As I said to persephone, “the only reason I have any hope for this month is that I was(am) so convinced that I’m not.” That may not make much sense, but it’s the best I can come up with.
Now that the dreaded 2WW has added a third W into the mix, I’m starting to edge towards symptom-watching. Right now, for instance, I’m tired. Super tired. I was tired last night and the night before, too, on Monday I fell asleep through the news hour. I forced myself to stay awake last night, because it’s only pathetic that I’m tired, certainly not a symptom of pregnancy! Because I’m NOT, right? And I had weird cramping last night, localized on one side of my abdomen, and more like a sharp pinching from the inside than the dull vibrations of my normal cramps. So it must be something I ate, right?
My one and only other 35 dayer, I started in the early morning of Day 35. I woke up from the sensation of starting. Tomorrow is Day 35.
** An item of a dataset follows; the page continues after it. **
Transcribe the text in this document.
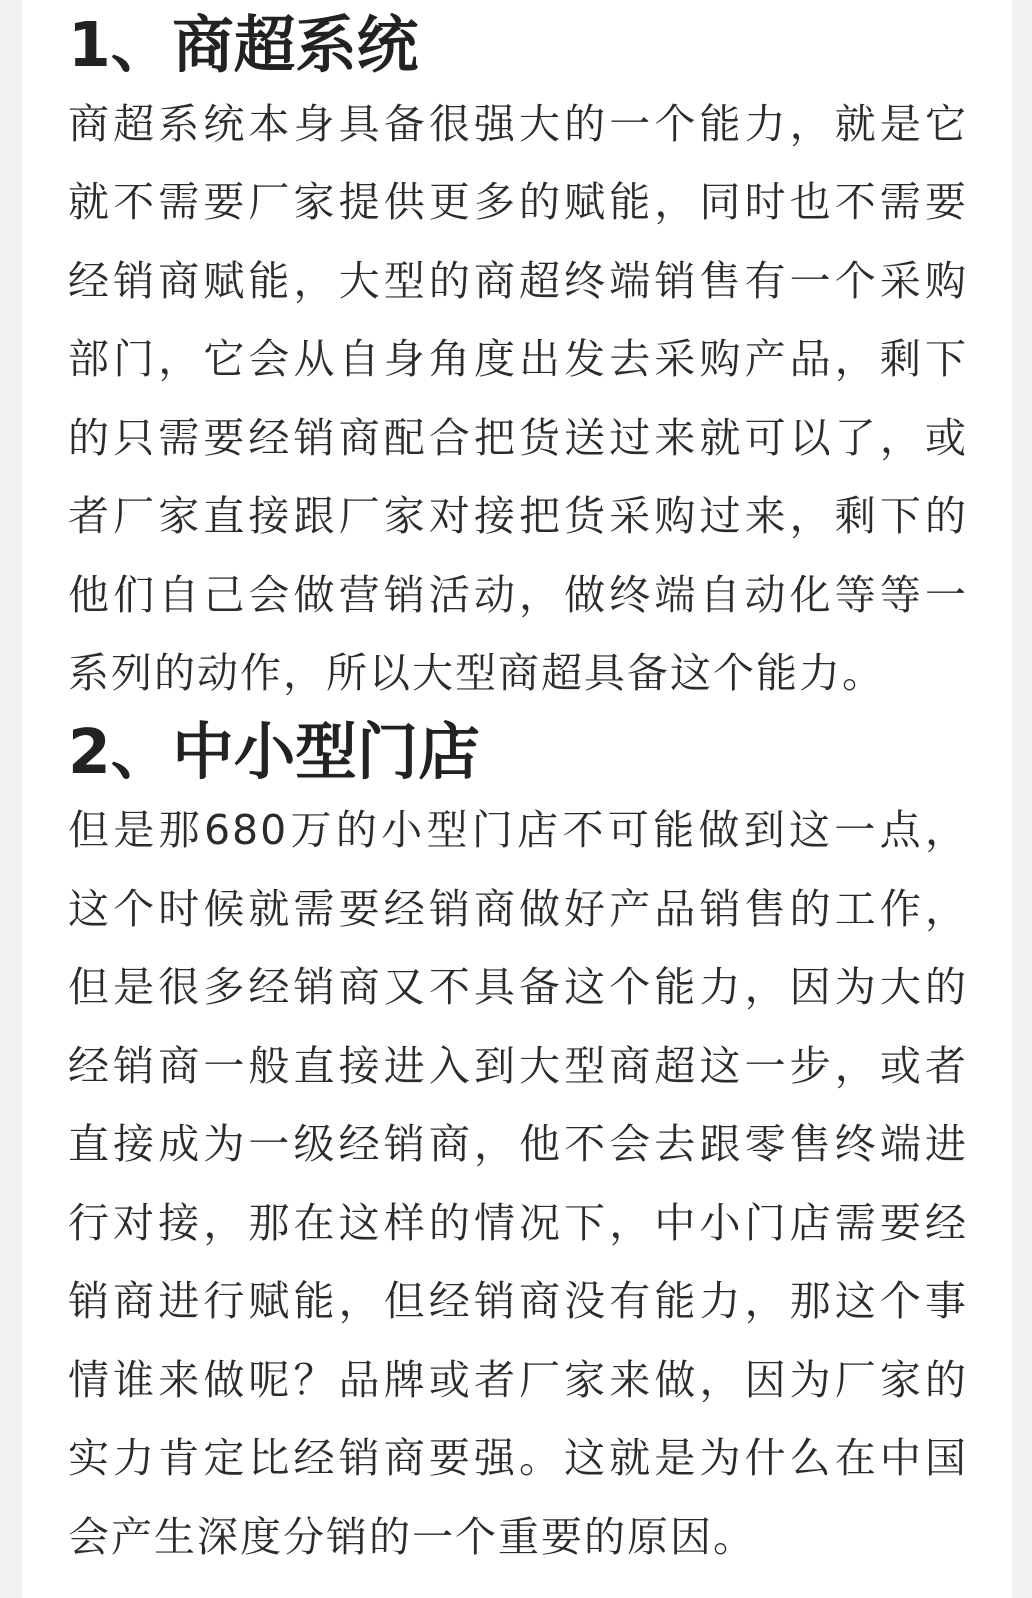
1、商超系统

商超系统本身具备很强大的一个能力，就是它就不需要厂家提供更多的赋能，同时也不需要经销商赋能，大型的商超终端销售有一个采购部门，它会从自身角度出发去采购产品，剩下的只需要经销商配合把货送过来就可以了，或者厂家直接跟厂家对接把货采购过来，剩下的他们自己会做营销活动，做终端自动化等等一系列的动作，所以大型商超具备这个能力。

2、中小型门店

但是那680万的小型门店不可能做到这一点，这个时候就需要经销商做好产品销售的工作，但是很多经销商又不具备这个能力，因为大的经销商一般直接进入到大型商超这一步，或者直接成为一级经销商，他不会去跟零售终端进行对接，那在这样的情况下，中小门店需要经销商进行赋能，但经销商没有能力，那这个事情谁来做呢？品牌或者厂家来做，因为厂家的实力肯定比经销商要强。这就是为什么在中国会产生深度分销的一个重要的原因。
In the lunchroom today, the teachers at the end of the table were talking about conception. I can hear these conversations from miles away, now, and the person talking to me turned into Charlie Brown’s teacher as I strained to hear the words that went around “…ovulation was early…. not really NOT trying…. this one we tried . . . . .”
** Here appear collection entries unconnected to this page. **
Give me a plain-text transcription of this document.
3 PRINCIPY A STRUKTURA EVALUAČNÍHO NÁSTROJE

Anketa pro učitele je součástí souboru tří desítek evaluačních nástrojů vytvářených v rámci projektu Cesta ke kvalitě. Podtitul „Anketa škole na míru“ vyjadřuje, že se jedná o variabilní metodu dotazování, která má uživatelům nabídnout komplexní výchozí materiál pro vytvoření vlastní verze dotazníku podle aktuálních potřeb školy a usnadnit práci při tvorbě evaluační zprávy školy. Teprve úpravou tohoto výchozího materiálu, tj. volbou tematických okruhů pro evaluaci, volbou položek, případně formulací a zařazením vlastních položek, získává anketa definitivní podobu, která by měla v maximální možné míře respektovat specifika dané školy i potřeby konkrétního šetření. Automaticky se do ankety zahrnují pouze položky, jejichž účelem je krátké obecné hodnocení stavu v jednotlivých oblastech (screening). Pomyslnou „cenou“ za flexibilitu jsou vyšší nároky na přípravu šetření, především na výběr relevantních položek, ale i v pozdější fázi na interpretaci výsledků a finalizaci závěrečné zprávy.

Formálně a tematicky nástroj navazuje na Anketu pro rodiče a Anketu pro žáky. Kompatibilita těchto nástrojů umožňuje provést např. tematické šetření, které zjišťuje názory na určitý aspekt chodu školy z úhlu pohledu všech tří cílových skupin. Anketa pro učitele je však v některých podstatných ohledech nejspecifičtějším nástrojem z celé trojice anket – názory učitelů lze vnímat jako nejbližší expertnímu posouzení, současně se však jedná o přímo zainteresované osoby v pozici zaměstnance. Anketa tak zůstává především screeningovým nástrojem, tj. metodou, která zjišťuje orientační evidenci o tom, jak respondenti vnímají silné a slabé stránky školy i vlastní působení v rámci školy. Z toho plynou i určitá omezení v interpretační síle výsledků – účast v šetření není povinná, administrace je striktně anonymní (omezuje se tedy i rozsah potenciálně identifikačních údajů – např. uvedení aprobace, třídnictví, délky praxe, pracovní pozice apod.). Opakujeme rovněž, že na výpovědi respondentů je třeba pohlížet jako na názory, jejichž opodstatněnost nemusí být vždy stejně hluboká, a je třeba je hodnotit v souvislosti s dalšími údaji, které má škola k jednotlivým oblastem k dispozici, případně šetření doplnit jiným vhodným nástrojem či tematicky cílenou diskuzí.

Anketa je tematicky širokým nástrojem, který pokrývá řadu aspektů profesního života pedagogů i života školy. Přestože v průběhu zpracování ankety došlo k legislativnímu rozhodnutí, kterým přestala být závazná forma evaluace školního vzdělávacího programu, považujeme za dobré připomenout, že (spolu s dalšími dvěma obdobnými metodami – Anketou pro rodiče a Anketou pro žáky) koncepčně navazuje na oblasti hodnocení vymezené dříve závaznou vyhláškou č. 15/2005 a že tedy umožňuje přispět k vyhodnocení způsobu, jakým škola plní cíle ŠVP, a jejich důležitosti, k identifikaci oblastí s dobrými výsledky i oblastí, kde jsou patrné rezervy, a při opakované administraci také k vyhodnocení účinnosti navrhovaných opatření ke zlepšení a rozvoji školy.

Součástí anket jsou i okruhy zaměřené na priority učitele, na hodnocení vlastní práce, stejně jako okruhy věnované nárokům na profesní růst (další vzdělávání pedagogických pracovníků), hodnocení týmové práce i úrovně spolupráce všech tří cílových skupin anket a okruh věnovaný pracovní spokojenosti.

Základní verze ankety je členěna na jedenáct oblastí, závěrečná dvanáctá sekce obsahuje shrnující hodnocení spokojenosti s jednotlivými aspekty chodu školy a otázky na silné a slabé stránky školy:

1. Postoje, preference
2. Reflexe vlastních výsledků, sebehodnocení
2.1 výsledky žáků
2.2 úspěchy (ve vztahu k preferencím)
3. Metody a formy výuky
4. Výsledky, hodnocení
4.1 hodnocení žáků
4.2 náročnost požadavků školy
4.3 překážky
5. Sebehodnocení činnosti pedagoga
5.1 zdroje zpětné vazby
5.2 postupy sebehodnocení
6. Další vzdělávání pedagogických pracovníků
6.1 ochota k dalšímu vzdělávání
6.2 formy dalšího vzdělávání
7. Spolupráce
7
Then, I worried that I looked too eager, even though I wasn’t looking at them.
Sigh.
In other news, I put my Snappity Graphics presentation on the lunchroom table last night. I half expected to hear people saying “good lord, did you see that hack’s ‘photography?'” but instead, people have been complimenting me all day. It’s weird, I have some confidence issues, I guess. I’ve seen several people taking order sheets, though, so it may make me a few dollars here and there. We’ll see.
Next question: Do I test tomorrow, Day 35, if I wake up dry? pros: it would be the best day to call in sick, and I would know. cons: I could still think “it’s too early” and end up buying retail HPTs this weekend.
You know which direction I’m leaning in.